Some layer-1 networks (e.g. Cosmos) implement stakedrops, airdrops rewarded to those who stake the blockchain cryptocurrency (e.g., ATOM) on the network.
The beauty of airdrops is that no two are alike in all respects. There are lots of other ways to get lucrative drops other than those mentioned above.
A project could just randomly decide to airdrop its tokens to users of a cryptocurrency exchange who also hold the exchange's utility token like BNB, KRRX or KCS. This usually happens as part of a deal to list on that exchange. Here, the user happens to be in the right place at the right time.

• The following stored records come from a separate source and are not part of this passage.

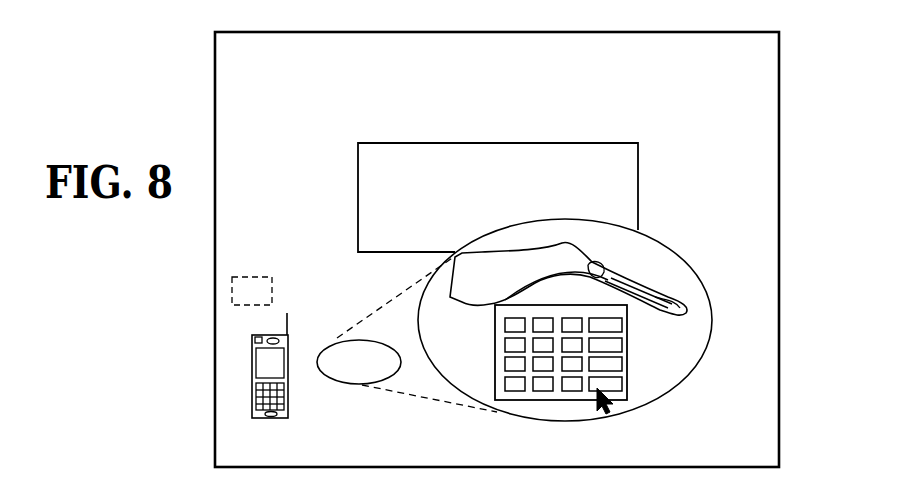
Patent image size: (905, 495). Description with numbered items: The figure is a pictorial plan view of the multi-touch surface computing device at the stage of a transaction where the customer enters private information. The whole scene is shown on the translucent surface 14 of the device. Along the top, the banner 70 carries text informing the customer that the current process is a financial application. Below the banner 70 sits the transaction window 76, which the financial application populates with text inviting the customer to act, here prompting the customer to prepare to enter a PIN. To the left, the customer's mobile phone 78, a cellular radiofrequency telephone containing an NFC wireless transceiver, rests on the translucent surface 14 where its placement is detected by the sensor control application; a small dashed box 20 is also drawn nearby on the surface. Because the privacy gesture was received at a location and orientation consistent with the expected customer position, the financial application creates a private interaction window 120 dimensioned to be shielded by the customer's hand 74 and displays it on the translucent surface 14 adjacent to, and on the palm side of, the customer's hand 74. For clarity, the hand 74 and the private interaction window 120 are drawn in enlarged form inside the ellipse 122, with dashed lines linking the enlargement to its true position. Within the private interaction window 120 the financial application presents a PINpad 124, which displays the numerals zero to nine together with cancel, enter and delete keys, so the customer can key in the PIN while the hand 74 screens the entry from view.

The translucent surface 14 is at (779, 325).
The wireless communication device indicator 20 is at (232, 297).
The banner 70 is at (648, 84).
The customer's hand 74 is at (640, 277).
The transaction window 76 is at (357, 200).
The mobile phone 78 is at (290, 415).
The private interaction window 120 is at (627, 352).
The ellipse 122 is at (695, 264).
The PINpad 124 is at (617, 412).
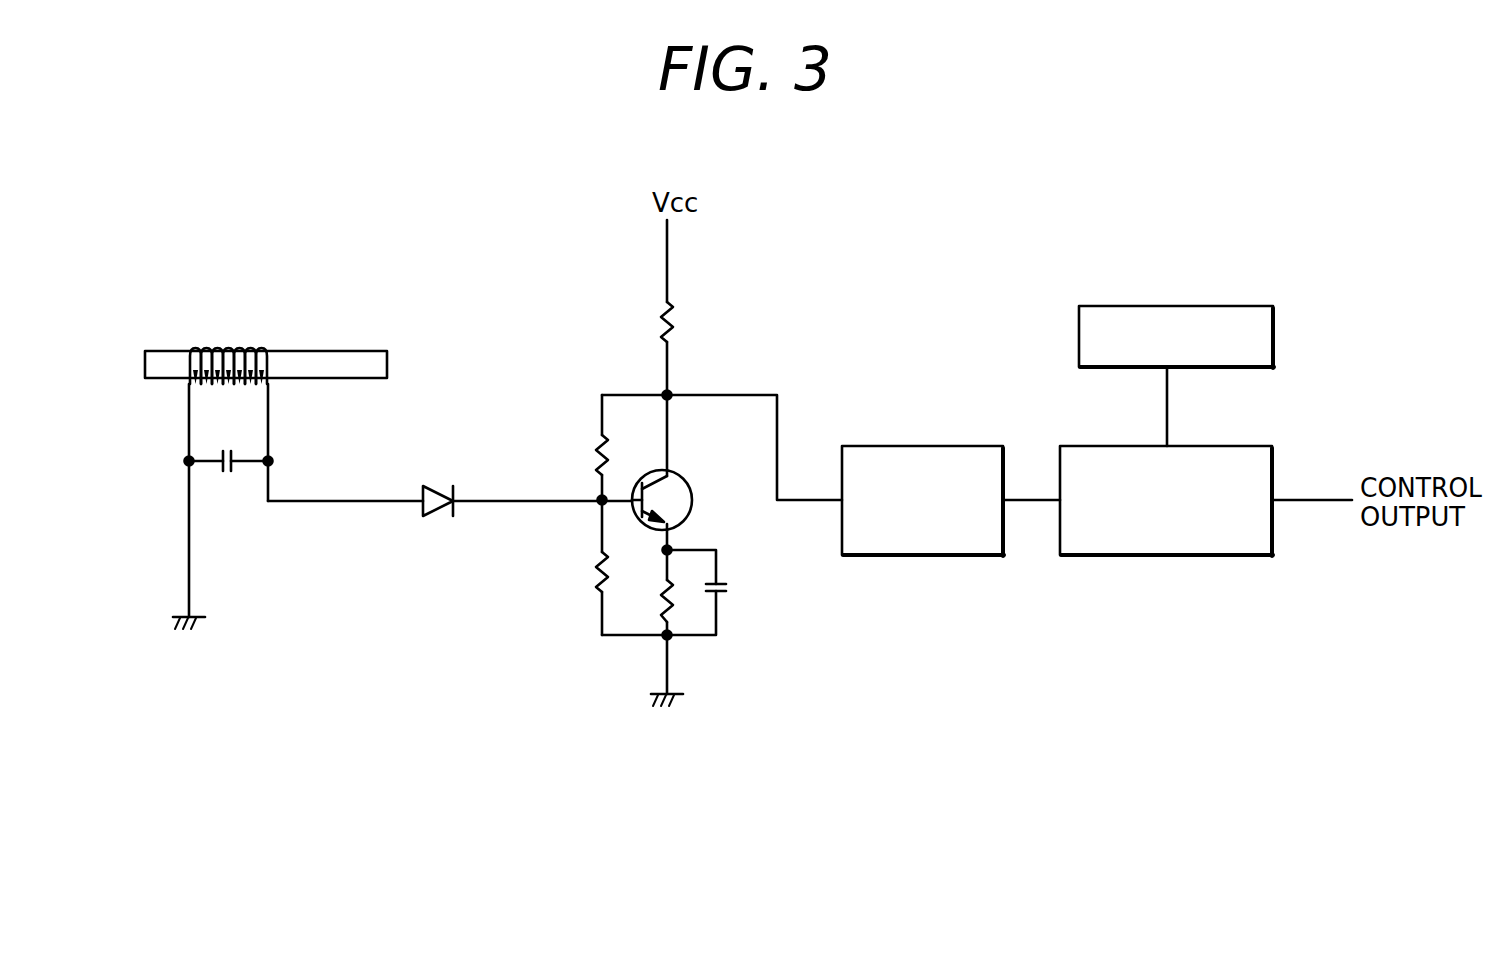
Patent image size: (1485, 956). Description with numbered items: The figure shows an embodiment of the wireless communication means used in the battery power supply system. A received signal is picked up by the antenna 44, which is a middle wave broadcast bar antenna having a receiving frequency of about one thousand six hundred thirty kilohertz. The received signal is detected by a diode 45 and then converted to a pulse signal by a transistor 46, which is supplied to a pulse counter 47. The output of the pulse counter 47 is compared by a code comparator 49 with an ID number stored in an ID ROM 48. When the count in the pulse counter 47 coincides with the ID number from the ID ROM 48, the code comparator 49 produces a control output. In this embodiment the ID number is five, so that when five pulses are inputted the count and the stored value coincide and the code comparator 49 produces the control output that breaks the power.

The antenna 44 is at (245, 347).
The diode 45 is at (444, 517).
The transistor 46 is at (693, 498).
The pulse counter 47 is at (980, 556).
The ID ROM 48 is at (1237, 305).
The code comparator 49 is at (1233, 556).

Some projects implement an airdrop on an FCFS (First Come First Serve) basis. A date and time is given and people try to claim before the allotted items run out. An example is the recent Pepsi Mic Drop NFT release.
All in all, it's worth striving for a rumored airdrop when it's sure to be very lucrative. Your target should be popular and successful layer-2 protocols on major networks like Ethereum. The emerging GameFi and metaverse spaces also offer rich potentials for rumored airdrops.
It's worth keeping in mind that some airdrops won't be worth the hassle to obtain them. The vast majority of drops aren't worth the bandwidth used to obtain them. That's why it's important to stick to safe airdrops promoted by legitimate sources.
With airdrops, timing is key. Depending on the type of tokens, you can either decide to sell off at the height of hype or hold in expectation of more pumps in the future.